Do we any longer use the term vulgar? There was a time, not so long ago, when it was as often employed as coarse or common. We take it that something is said to be vulgar when it is low, indecent, gross, trite, or ostentatious. The several possible meanings of vulgar are not perfectly synonymous, but it is obvious that informing each of them is a sense that certain things are disreputable, that they exist—so it can seem—principally to be disdained. Though the psychoanalyst Adam Phillips may well be right to say that “we don’t really know what is vulgar about vulgarity,” we are always confident that the word refers to qualities we are pleased to dislike and condescend to.

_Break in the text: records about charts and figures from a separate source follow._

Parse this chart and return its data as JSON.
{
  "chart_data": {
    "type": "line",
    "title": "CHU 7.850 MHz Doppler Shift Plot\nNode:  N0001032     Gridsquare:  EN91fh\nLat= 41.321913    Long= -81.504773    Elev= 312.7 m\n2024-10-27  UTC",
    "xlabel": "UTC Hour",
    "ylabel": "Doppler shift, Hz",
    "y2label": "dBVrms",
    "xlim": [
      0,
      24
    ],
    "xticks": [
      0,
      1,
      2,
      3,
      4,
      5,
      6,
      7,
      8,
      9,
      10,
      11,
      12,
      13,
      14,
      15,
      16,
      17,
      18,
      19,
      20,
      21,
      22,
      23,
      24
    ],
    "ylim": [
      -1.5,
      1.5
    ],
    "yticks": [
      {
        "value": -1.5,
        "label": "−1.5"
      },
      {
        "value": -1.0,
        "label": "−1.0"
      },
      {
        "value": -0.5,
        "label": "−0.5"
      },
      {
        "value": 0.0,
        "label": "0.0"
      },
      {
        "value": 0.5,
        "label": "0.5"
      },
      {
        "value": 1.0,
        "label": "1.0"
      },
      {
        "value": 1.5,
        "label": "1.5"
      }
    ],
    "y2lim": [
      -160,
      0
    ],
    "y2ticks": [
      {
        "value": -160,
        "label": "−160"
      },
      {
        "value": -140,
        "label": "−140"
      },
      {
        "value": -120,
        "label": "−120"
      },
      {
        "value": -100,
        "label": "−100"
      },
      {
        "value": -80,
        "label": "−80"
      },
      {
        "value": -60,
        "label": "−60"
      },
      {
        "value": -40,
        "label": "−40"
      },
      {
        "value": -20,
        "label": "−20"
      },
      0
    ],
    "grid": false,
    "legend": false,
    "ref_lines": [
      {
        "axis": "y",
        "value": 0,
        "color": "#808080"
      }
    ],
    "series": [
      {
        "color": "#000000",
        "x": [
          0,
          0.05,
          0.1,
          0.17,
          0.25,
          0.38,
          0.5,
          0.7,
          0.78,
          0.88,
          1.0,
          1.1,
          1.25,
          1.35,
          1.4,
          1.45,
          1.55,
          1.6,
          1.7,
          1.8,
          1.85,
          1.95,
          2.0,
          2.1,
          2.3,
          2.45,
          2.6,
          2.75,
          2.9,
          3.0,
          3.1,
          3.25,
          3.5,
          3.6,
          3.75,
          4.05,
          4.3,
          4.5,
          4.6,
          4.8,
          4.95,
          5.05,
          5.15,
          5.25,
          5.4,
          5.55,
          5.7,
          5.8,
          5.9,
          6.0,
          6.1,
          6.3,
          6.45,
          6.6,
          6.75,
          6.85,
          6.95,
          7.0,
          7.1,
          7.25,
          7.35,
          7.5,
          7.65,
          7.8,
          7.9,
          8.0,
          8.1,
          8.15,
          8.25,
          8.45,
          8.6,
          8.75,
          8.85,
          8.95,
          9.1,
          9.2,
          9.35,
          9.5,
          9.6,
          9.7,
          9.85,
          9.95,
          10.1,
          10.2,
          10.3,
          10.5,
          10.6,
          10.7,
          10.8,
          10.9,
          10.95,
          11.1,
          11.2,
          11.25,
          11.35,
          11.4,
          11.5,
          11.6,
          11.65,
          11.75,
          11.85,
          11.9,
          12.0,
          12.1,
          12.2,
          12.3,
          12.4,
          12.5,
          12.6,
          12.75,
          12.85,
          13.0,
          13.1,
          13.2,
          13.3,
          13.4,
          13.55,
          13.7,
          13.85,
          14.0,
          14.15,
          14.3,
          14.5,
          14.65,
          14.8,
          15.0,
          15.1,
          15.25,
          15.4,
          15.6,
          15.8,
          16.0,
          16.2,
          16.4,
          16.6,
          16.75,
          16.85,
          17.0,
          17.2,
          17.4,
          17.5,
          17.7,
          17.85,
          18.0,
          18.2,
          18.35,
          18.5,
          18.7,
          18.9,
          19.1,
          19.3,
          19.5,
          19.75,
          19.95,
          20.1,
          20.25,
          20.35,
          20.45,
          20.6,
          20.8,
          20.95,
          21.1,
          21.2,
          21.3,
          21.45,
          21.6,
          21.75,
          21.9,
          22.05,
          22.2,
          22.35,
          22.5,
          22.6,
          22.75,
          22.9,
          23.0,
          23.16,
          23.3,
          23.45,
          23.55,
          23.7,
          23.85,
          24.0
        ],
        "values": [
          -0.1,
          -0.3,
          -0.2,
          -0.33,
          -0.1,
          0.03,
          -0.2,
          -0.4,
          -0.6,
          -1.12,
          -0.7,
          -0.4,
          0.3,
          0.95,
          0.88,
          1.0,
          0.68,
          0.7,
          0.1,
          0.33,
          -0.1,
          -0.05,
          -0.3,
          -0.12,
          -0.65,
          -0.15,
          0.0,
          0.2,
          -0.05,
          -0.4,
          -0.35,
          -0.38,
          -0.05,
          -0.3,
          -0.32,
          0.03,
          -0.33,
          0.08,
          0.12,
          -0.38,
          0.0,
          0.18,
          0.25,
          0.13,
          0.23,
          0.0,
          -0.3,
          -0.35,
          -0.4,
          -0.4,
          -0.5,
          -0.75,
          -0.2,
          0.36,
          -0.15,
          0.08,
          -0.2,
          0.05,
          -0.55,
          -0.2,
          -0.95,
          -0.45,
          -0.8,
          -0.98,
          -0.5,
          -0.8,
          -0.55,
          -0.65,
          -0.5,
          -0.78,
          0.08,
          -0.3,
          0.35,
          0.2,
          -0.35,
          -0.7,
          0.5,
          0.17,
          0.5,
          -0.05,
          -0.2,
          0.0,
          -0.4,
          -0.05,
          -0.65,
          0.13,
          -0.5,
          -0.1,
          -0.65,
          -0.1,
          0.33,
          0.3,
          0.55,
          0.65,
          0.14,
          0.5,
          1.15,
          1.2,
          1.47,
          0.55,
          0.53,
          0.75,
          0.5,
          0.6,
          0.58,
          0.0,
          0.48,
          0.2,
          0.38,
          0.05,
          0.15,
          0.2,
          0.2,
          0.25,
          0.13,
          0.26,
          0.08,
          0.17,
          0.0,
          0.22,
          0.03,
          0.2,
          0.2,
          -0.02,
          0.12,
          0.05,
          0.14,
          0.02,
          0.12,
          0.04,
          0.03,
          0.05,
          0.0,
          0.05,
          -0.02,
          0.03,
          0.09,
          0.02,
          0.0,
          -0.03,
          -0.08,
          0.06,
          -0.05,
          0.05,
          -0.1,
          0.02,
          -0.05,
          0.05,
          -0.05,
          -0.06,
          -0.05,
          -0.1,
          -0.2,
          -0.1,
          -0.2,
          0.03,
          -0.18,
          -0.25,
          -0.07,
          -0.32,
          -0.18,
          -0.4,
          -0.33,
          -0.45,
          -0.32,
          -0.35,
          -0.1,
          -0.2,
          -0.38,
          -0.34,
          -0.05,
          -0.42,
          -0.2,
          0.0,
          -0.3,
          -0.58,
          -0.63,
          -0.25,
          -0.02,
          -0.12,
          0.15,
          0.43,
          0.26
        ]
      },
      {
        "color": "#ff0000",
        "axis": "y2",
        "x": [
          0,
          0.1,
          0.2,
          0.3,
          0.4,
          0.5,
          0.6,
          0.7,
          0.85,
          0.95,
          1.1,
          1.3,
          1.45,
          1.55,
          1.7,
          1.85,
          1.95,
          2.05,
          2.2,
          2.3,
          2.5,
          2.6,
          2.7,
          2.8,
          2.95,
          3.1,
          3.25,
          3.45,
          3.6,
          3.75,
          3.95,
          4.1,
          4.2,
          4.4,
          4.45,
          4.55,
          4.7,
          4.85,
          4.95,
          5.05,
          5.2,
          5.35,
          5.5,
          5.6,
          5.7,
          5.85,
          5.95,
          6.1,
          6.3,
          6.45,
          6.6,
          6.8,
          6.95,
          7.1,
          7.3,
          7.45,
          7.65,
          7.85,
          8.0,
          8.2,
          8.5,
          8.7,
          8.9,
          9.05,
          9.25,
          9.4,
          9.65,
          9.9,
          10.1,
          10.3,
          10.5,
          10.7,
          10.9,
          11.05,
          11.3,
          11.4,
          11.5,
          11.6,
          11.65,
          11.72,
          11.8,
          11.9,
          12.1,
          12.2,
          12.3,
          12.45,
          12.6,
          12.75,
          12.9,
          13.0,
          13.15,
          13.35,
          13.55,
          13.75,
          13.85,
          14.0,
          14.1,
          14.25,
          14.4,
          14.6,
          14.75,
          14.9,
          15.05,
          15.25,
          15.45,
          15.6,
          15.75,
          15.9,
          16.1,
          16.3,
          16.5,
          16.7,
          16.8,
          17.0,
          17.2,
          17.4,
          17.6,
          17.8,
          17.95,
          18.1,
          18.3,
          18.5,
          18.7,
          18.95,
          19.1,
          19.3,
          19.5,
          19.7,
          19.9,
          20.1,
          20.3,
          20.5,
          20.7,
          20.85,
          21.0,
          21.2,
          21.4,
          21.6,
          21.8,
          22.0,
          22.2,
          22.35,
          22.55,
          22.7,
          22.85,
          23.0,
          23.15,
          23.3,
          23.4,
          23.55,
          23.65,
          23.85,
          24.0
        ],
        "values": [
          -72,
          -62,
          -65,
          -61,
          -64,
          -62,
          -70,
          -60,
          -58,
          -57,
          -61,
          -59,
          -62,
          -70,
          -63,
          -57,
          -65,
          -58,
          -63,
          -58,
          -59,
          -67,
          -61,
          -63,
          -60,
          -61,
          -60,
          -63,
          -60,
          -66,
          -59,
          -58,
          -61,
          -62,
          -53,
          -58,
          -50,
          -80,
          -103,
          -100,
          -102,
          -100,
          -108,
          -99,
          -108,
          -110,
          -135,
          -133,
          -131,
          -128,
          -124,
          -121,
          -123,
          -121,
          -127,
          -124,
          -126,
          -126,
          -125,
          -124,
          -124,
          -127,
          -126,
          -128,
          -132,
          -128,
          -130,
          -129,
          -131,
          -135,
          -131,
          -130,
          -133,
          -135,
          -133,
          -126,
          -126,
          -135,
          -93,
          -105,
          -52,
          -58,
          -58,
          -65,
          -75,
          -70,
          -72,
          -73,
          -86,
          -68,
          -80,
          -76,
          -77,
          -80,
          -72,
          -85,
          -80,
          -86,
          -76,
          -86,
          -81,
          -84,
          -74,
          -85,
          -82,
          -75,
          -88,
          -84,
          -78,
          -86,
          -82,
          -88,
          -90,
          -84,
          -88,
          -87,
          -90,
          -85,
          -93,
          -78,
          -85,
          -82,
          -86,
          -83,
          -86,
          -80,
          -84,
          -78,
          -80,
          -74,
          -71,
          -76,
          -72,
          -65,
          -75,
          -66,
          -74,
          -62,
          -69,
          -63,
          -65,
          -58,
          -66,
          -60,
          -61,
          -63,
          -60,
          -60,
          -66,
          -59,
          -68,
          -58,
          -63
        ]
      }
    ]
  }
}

One of the many odd things we note about vulgar is that it has largely disappeared from ordinary speech. Many objects, acts, or utterances that would once have seemed vulgar now seem no longer notable enough to inspire condemnation. Violations of propriety, of so-called good taste, are now often regarded as legitimate expressions of protest against conventional decorum. Indecency itself—in fashion, in art, in daily speech—is today, more often than not, a mark of legitimate extravagance, daring, or wit. To be outré, to reveal or expose too much, to appear to be trying too hard to produce convulsive effects, is no longer to be vulgar but to be engaging in a species of performance, and those who earnestly scorn what they see are clearly out of touch with the spirit of the culture. The secure judgment required to complete the formerly standard transaction is no longer much in evidence. We remember what vulgar used to signify, but we are loath to invoke or rely upon the ostensible good taste that alone underwrites the adverse judgment. Vulgarity has by now become quaint, anachronistic. To respond with such a word to Donald Trump is in effect to miss what is genuinely grotesque in the man and in the language he uses, to condescend to something that deserves more than disdain. Those for whom Trump is merely an opportunity to declare their superior status—as thinkers or sophisticated moral beings—have little hope of coming to terms with the reality he embodies.